The odometer read 125,834 when I purchased the car in 2005, as of May 1st, 2010 the odometer reads 163,589. I do use the car as a regular driver, year round, sun, snow or rain.
The modifications have been minimal. I did address the shift linkage bushings and the worn suspension. I fitted stiffer springs front and rear. I also fitted new shocks, new suspension bushings and increased diameter sway bars. All of that, plus some new tires, and it really drove like a sports car. Other than those suspension modifications, everything else has been centered around maintaining the vehicle. Basic tune up stuff, removing some left over 1980’s electronics such as very old, intrusive and non-functioning alarm system and an old tape deck that had seen better days.

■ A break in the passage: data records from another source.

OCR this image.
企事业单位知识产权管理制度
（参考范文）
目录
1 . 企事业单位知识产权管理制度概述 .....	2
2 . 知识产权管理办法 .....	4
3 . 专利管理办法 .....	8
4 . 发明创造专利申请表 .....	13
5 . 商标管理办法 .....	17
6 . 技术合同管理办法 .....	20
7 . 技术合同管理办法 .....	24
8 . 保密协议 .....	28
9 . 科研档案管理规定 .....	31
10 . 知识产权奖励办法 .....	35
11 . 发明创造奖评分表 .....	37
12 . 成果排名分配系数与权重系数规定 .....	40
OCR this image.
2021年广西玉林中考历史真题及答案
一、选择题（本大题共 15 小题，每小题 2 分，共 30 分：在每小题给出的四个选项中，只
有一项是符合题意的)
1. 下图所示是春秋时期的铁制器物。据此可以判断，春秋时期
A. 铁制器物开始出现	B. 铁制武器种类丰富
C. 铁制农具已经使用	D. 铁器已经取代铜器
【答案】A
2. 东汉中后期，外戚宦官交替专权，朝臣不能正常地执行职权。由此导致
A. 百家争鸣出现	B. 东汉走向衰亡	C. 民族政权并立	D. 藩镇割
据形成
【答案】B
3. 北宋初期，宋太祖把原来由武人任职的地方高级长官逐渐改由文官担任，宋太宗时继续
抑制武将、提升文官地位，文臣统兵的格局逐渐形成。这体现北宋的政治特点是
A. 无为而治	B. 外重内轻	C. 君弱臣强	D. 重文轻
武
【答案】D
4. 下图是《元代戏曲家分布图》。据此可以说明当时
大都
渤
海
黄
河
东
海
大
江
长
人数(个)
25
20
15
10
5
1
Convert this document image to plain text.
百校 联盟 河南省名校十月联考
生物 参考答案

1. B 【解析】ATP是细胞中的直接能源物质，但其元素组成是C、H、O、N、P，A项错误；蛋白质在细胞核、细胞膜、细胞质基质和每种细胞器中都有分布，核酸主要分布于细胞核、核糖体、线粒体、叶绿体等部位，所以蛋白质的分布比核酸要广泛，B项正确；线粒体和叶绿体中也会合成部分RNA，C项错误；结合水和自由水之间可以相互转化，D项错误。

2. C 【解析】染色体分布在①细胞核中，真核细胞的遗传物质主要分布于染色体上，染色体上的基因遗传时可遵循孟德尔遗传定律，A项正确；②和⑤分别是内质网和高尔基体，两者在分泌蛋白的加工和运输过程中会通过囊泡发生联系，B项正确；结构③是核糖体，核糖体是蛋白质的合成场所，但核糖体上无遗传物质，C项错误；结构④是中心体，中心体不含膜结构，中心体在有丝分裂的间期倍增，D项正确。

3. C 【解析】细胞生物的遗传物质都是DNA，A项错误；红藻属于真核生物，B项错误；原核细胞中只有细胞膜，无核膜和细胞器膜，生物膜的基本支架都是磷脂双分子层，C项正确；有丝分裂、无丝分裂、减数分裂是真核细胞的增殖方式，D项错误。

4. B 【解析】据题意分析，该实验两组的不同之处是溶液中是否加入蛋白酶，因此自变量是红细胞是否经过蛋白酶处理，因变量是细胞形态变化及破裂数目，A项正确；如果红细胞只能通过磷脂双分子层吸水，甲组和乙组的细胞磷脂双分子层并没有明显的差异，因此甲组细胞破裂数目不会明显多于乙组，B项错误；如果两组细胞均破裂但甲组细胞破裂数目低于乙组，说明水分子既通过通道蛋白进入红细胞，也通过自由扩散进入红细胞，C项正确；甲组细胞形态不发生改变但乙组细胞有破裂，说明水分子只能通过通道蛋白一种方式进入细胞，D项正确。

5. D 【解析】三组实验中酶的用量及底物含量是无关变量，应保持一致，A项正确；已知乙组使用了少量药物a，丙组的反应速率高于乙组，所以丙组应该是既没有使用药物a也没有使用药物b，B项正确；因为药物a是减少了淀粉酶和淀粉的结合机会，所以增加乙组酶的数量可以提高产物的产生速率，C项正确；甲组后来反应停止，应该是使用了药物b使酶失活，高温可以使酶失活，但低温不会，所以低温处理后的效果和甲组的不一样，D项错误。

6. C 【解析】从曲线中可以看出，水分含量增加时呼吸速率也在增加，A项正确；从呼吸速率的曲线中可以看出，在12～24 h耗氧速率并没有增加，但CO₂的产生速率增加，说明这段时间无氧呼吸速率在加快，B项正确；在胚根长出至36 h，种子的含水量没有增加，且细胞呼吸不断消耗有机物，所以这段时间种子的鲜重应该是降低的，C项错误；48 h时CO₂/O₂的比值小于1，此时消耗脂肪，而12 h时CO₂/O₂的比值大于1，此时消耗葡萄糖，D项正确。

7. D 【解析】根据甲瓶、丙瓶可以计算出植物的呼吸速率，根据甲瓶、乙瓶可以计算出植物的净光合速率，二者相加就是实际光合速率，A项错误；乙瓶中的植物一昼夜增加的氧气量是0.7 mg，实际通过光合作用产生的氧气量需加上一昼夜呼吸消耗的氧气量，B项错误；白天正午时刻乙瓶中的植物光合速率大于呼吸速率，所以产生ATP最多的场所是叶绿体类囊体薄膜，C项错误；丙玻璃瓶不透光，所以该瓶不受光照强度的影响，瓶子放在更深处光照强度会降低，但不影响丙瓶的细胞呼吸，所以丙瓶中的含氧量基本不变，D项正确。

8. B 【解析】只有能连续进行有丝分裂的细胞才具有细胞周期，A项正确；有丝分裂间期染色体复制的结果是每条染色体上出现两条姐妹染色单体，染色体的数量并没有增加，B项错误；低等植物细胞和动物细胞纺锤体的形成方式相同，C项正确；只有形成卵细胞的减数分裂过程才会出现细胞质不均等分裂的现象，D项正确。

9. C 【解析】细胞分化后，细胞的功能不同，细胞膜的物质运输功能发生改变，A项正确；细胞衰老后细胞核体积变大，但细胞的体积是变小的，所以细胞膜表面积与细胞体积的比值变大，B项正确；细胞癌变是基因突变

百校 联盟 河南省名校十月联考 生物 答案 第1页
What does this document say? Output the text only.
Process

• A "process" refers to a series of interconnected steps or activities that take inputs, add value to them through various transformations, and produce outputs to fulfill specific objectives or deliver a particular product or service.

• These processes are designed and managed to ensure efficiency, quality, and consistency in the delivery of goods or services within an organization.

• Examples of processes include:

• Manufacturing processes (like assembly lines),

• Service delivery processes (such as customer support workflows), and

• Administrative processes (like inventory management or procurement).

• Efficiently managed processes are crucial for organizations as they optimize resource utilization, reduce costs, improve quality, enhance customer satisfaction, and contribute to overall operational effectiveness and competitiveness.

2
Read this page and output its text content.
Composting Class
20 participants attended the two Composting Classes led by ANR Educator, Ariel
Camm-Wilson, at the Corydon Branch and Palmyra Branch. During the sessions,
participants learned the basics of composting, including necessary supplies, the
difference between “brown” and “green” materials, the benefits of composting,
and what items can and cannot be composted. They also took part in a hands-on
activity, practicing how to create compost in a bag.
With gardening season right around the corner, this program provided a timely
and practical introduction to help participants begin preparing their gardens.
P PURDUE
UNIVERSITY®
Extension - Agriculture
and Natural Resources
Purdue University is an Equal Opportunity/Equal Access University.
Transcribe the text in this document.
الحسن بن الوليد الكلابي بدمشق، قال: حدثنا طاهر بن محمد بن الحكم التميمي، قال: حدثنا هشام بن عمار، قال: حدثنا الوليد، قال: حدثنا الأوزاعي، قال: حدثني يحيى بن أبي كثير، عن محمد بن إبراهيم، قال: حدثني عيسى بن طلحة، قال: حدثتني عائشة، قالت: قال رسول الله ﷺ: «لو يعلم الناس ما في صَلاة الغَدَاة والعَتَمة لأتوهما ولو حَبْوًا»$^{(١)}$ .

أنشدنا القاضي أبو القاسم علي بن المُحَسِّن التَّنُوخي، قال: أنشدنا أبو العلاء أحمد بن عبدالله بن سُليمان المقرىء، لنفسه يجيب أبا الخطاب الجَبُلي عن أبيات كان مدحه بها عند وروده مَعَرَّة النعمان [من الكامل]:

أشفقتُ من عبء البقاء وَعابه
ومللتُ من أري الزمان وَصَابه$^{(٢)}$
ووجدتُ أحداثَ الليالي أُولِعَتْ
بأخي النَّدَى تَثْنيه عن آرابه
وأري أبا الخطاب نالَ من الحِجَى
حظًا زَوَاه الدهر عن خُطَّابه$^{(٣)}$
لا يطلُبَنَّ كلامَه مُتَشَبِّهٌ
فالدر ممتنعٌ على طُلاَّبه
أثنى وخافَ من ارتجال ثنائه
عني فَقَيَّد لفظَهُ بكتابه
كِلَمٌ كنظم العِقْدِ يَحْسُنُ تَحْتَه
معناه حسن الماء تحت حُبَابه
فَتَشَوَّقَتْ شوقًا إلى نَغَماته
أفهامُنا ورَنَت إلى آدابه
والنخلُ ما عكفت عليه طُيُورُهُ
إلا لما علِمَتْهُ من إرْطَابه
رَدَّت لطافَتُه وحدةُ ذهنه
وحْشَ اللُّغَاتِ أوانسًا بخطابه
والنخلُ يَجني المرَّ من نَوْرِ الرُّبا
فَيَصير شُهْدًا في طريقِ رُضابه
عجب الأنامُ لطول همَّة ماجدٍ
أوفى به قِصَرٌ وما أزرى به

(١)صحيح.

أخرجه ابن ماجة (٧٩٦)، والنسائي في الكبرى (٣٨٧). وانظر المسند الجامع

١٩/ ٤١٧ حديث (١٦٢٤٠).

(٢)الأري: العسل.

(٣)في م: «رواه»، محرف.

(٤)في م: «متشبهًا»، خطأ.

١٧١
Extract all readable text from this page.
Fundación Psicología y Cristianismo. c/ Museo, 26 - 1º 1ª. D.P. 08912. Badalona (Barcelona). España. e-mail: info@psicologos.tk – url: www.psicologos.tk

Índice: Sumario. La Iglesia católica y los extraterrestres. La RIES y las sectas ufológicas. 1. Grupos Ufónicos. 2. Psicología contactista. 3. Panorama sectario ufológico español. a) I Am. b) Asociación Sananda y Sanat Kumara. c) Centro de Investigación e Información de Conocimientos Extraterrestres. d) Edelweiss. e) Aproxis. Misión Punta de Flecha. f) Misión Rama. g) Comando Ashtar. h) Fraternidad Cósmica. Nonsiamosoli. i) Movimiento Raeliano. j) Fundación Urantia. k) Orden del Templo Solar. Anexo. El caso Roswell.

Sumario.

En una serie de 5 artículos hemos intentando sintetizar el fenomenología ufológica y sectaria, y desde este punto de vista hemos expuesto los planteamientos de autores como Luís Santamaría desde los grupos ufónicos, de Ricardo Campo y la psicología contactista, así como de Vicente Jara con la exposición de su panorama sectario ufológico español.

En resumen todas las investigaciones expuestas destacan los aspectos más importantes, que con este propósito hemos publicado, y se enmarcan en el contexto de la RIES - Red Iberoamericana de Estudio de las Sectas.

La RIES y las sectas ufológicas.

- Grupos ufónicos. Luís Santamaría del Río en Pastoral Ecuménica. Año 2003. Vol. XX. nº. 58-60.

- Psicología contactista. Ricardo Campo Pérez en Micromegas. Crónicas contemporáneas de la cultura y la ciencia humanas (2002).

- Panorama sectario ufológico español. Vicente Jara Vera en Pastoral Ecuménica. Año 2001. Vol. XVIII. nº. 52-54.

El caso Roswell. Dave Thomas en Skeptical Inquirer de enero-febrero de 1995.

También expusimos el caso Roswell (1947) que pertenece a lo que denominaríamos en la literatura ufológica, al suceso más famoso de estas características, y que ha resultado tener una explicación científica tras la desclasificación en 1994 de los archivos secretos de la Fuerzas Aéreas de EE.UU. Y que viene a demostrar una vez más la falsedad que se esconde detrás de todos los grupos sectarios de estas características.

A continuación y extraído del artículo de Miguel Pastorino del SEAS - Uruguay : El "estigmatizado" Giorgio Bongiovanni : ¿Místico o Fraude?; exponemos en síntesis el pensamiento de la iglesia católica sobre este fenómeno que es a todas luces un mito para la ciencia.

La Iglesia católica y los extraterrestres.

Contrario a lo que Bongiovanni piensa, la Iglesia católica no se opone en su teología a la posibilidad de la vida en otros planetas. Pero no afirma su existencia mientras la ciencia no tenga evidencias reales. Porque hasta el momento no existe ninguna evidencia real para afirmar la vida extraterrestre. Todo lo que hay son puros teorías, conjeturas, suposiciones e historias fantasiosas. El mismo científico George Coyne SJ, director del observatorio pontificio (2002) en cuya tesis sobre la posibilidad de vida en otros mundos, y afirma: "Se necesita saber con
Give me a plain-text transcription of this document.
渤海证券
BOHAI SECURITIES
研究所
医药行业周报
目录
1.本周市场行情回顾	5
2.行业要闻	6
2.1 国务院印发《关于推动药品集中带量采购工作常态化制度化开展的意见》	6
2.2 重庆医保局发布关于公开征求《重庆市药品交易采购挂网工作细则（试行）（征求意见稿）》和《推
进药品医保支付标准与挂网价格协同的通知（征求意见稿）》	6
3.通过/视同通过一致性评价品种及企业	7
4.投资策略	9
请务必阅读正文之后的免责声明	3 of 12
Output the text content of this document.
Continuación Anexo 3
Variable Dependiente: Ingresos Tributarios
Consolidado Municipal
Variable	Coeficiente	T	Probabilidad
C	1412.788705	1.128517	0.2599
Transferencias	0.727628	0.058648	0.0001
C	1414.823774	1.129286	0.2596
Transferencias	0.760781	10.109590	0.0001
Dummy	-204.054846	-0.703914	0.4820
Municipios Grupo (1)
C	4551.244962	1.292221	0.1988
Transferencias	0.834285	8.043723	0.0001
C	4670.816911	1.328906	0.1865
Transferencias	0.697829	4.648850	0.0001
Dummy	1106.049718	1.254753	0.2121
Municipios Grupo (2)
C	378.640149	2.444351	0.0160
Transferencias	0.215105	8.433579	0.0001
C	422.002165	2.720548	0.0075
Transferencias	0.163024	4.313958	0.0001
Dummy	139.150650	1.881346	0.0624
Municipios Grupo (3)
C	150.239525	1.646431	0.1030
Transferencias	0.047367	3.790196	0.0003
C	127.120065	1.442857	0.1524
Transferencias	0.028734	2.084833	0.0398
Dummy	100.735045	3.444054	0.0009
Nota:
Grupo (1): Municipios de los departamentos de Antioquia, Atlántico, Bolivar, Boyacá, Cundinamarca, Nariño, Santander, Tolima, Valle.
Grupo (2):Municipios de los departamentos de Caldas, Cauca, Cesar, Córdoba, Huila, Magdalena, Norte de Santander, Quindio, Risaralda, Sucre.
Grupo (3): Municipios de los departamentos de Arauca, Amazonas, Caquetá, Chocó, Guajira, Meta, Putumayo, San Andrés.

If you have looked at the photos, you might also notice that this car has a sliding glass sunroof. Triumph introduced this sliding glass roof in the Spring of 1976. The first mention if it was in a TSOA (Triumph Sports Owners Association) newsletter, which at the time was factory publication. It was first introduced in the North Central Sales Region but was most notably used in a special edition TR7 marketed in the South Eastern Sales Region known as the “Southern Skies TR7”. The interesting part of my car having a sliding glass roof is that it appears it may be the only TR8 FHC to have been fitted with one. There is an unofficial registrar of TR8 coupes that has close to 200 accounted for. Mine is the only one on the list to have such a sunroof. There are still cars unaccounted for so it is by no means a certainty that my TR8 is the only one with a sliding glass roof. If you come across one, please pass along the information to me.
Living in Colorado I have plenty of opprotunity to exercise this car at high altitude. In one hour I can be crossing a 10,000+ foot moutain pass. In two hours I can be crossing Trail Ridge Road in Rocky Mountain National Park, a road that reaches 12,184 feet in altitude. In three hours I can be parked at the Mt. Evans parking lot at 14,134 feet. Trips to 7,000-9,000 feet in altitude are easy and frequent. So far, the TR8 soaks up these trips without question or complaint. The smooth and easy torque of the Rover V8 combined with the 5-speed transmission makes for a pleasant drive for both low and high speed cruising. It is very easy to spend the whole day driving, especially through the mountains and canyons of Colorado.